Sketch 5: A Priest of the Faith
Many of the poems I write are only partly autobiographical or factual, if you will. A Priest of the Faith is one such.
My father lived just up the street from a small Catholic Cemetery, mostly made up of French-Canadian settlers, and being Catholic would with his best friend, help pick weeds and what have you. At the time, the area was rural (as in rural juror). If you saw the location today you would have never guessed there were farm fields all about and that the area was once considered out in the boondocks. My father’s friend would grow up to be a priest.
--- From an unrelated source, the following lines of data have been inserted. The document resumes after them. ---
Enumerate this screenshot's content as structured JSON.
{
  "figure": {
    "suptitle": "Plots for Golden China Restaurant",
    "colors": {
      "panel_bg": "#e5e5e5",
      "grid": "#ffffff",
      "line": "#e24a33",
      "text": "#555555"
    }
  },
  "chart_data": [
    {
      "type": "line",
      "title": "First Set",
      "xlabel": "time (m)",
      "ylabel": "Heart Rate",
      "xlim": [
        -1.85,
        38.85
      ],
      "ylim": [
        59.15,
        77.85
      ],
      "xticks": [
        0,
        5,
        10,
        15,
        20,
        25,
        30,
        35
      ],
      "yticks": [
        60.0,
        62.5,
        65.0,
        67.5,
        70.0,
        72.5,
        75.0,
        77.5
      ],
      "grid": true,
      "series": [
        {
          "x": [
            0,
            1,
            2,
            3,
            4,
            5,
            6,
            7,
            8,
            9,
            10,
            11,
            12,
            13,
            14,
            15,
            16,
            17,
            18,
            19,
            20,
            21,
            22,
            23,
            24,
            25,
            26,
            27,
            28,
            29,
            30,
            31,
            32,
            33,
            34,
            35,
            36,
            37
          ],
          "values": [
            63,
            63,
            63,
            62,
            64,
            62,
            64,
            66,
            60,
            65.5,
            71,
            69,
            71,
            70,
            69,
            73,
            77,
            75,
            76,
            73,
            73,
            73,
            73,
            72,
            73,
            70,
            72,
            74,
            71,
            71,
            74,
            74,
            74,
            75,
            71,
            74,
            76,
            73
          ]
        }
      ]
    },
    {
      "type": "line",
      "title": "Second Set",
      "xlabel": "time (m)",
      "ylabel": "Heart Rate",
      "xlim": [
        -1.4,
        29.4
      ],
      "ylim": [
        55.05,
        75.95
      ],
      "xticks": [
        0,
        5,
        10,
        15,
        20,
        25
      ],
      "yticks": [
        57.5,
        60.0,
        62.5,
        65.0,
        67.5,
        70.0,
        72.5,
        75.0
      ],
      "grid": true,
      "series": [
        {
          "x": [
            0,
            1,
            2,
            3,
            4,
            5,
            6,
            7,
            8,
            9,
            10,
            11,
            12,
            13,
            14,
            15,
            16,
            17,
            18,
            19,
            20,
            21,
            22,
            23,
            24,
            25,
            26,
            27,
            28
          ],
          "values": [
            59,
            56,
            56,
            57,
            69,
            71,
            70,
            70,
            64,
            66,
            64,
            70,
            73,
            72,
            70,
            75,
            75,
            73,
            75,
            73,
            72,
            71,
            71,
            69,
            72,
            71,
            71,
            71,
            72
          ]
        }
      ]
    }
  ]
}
My dad was quiet, but Father G. was a yapper, and would go on for hours if you’d let him. One gets the impression that the Apostle Paul was a talker as well, whose fall on the road to Damascus is said by some to be the result of epilepsy. In old Ireland the illness was known as Saint Paul’s disease.
Father G. was, you should know, a collector of mushrooms, a food I love to eat but would honestly prefer to eat okra rather than pick them. It’s not that I have any aversion toward manual labor (okay, a little), but I’m just concerned I don’t accidentally poison myself.
To be honest, I don’t recall at all where the “cursing the midnight moon” comes from – I suppose my imagination had him picking them at night. Perhaps, I was influenced by Thomas Hardy.